Date: November 03, 2016
Categories: riskregulation, Risk and Regulation, Risk Management and Compliance, technology
Keywords: SWIFT, Financial Crime, Compliance, De-risking


At the 50th Felaban Annual Assembly, SWIFT announced that eight central banks in Latin America have adopted SWIFT’s Financial Crime Compliance solutions to enhance transparency and combat financial crime.

The central banks of Belize, Bolivia, Costa Rica, Curacao, Dominican Republic, Ecuador, Haiti and Paraguay, have implemented SWIFT’s financial crime compliance solutions, including SWIFT’s KYC Registry and Sanctions Screening. In addition to adopting the KYC Registry themselves, some of the central banks have also endorsed the adoption of the KYC Registry across their entire jurisdictions. As a result of this regional effort, the number of institutions adopting SWIFT’s financial crime compliance tools in the region has nearly doubled in less than 12 months.

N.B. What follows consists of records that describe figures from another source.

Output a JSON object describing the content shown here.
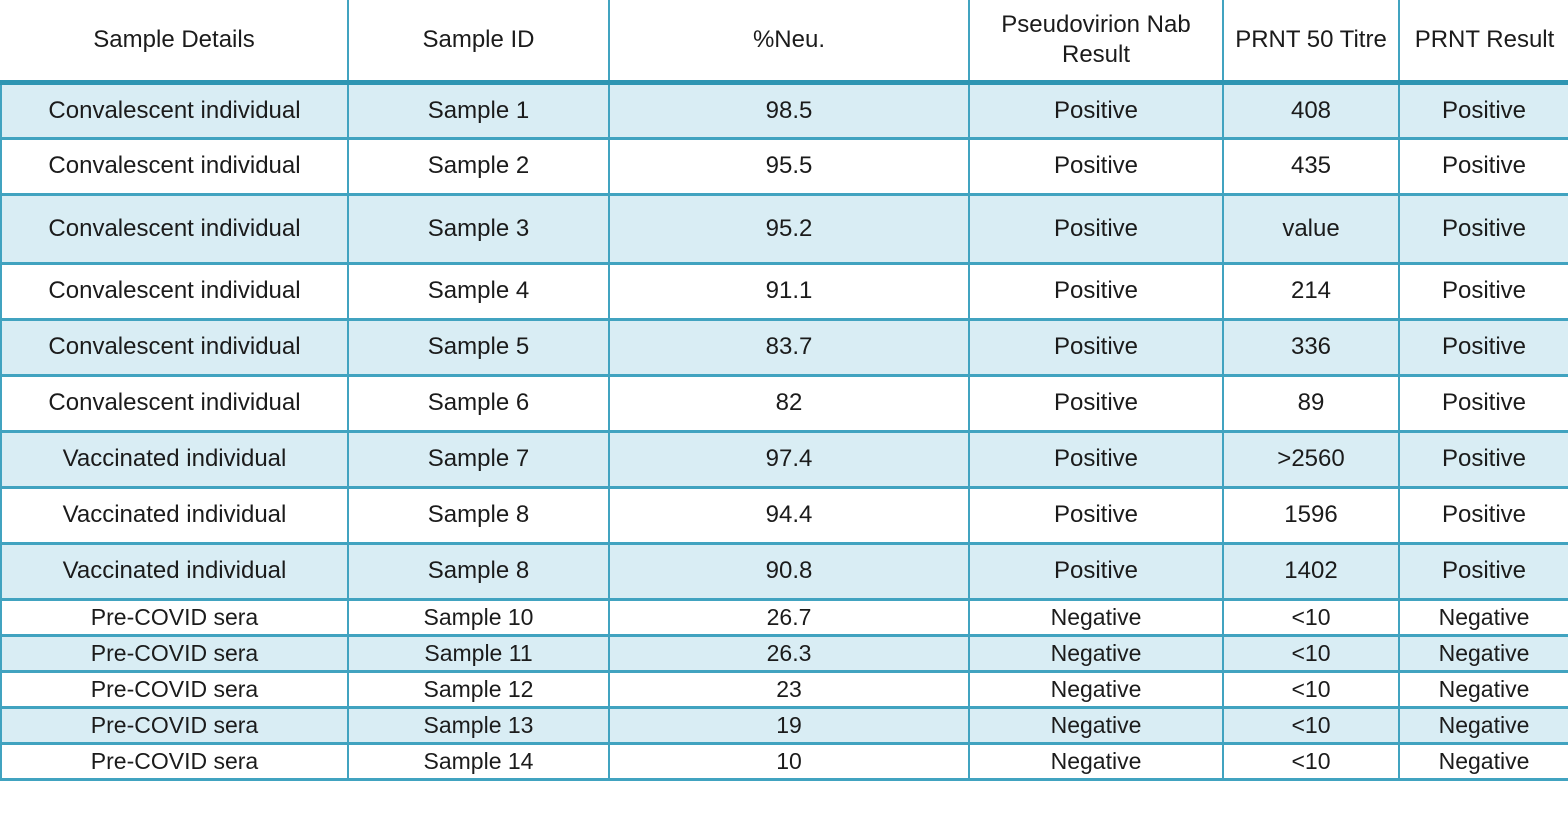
{
  "colors": {
    "row_band_fill": "#d9edf4",
    "grid_border": "#41a3c0",
    "header_rule": "#2e95b2",
    "text": "#1b1b1b",
    "background": "#ffffff"
  },
  "chart_data": {
    "type": "table",
    "title": "",
    "columns": [
      "Sample Details",
      "Sample ID",
      "%Neu.",
      "Pseudovirion Nab Result",
      "PRNT 50 Titre",
      "PRNT Result"
    ],
    "column_keys": [
      "sample-details",
      "sample-id",
      "pct-neu",
      "pseudovirion-nab-result",
      "prnt-50-titre",
      "prnt-result"
    ],
    "rows": [
      [
        "Convalescent individual",
        "Sample 1",
        "98.5",
        "Positive",
        "408",
        "Positive"
      ],
      [
        "Convalescent individual",
        "Sample 2",
        "95.5",
        "Positive",
        "435",
        "Positive"
      ],
      [
        "Convalescent individual",
        "Sample 3",
        "95.2",
        "Positive",
        "value",
        "Positive"
      ],
      [
        "Convalescent individual",
        "Sample 4",
        "91.1",
        "Positive",
        "214",
        "Positive"
      ],
      [
        "Convalescent individual",
        "Sample 5",
        "83.7",
        "Positive",
        "336",
        "Positive"
      ],
      [
        "Convalescent individual",
        "Sample 6",
        "82",
        "Positive",
        "89",
        "Positive"
      ],
      [
        "Vaccinated individual",
        "Sample 7",
        "97.4",
        "Positive",
        ">2560",
        "Positive"
      ],
      [
        "Vaccinated individual",
        "Sample 8",
        "94.4",
        "Positive",
        "1596",
        "Positive"
      ],
      [
        "Vaccinated individual",
        "Sample 8",
        "90.8",
        "Positive",
        "1402",
        "Positive"
      ],
      [
        "Pre-COVID sera",
        "Sample 10",
        "26.7",
        "Negative",
        "<10",
        "Negative"
      ],
      [
        "Pre-COVID sera",
        "Sample 11",
        "26.3",
        "Negative",
        "<10",
        "Negative"
      ],
      [
        "Pre-COVID sera",
        "Sample 12",
        "23",
        "Negative",
        "<10",
        "Negative"
      ],
      [
        "Pre-COVID sera",
        "Sample 13",
        "19",
        "Negative",
        "<10",
        "Negative"
      ],
      [
        "Pre-COVID sera",
        "Sample 14",
        "10",
        "Negative",
        "<10",
        "Negative"
      ]
    ]
  }
}
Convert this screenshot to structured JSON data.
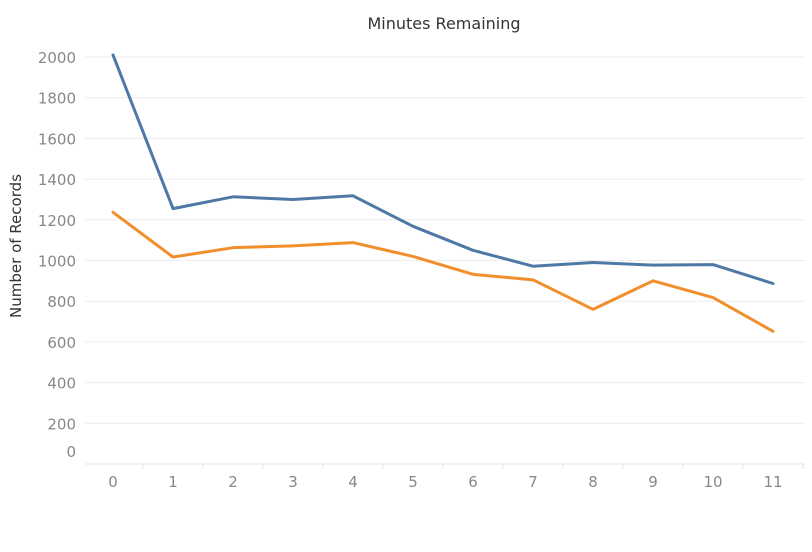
{
  "chart_data": {
    "type": "line",
    "title": "Minutes Remaining",
    "xlabel": "",
    "ylabel": "Number of Records",
    "x": [
      0,
      1,
      2,
      3,
      4,
      5,
      6,
      7,
      8,
      9,
      10,
      11
    ],
    "x_tick_labels": [
      "0",
      "1",
      "2",
      "3",
      "4",
      "5",
      "6",
      "7",
      "8",
      "9",
      "10",
      "11"
    ],
    "ylim": [
      0,
      2000
    ],
    "y_ticks": [
      0,
      200,
      400,
      600,
      800,
      1000,
      1200,
      1400,
      1600,
      1800,
      2000
    ],
    "y_tick_labels": [
      "0",
      "200",
      "400",
      "600",
      "800",
      "1000",
      "1200",
      "1400",
      "1600",
      "1800",
      "2000"
    ],
    "grid": true,
    "series": [
      {
        "color": "#4e79a7",
        "values": [
          2010,
          1255,
          1313,
          1300,
          1318,
          1168,
          1050,
          972,
          990,
          977,
          980,
          887
        ]
      },
      {
        "color": "#f28e2b",
        "values": [
          1237,
          1017,
          1063,
          1072,
          1088,
          1020,
          932,
          905,
          760,
          900,
          818,
          652
        ]
      }
    ]
  }
}
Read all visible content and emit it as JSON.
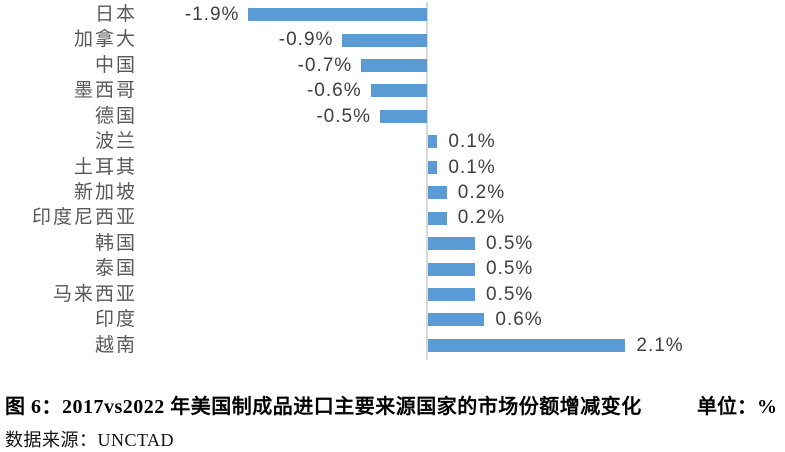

The trend of de-risking – the decision taken by banks to partially or fully exit certain jurisdictions, product domains and currencies by exiting their foreign correspondent banking relationships – has been pervasive in recent years. Latin America has been one of the most affected regions. In an effort to mitigate de-risking, or being disconnected by their foreign counterparties, the financial community across Latin America has taken these important steps to enhance transparency and build greater trust with the international financial community.

“De-risking in some regions has become so extreme that banks are now being challenged to address the problem, and the focus has moved from a commercial issue to one of financial inclusion,” says Fedra Ware, Lead Compliance Services Latin America, SWIFT. “Implementing the right compliance controls within an organisation, as well as ensuring enhanced transparency and collaboration between private and public entities, is critical to avoid being on the receiving end of a de-risking decision.”

Giorgio Trettenero, Secretary General, FELABAN adds, “Correspondent banking relationships play a crucial role in the economic development of Latin American countries. Thus, the region must continue to take the right measures to enhance transparency and build greater trust amongst all stakeholders including governments, correspondent banks, as well as national and international regulators. It is critically important that public and private institutions collaborate, implementing the most efficient and effective compliance programs across the region.”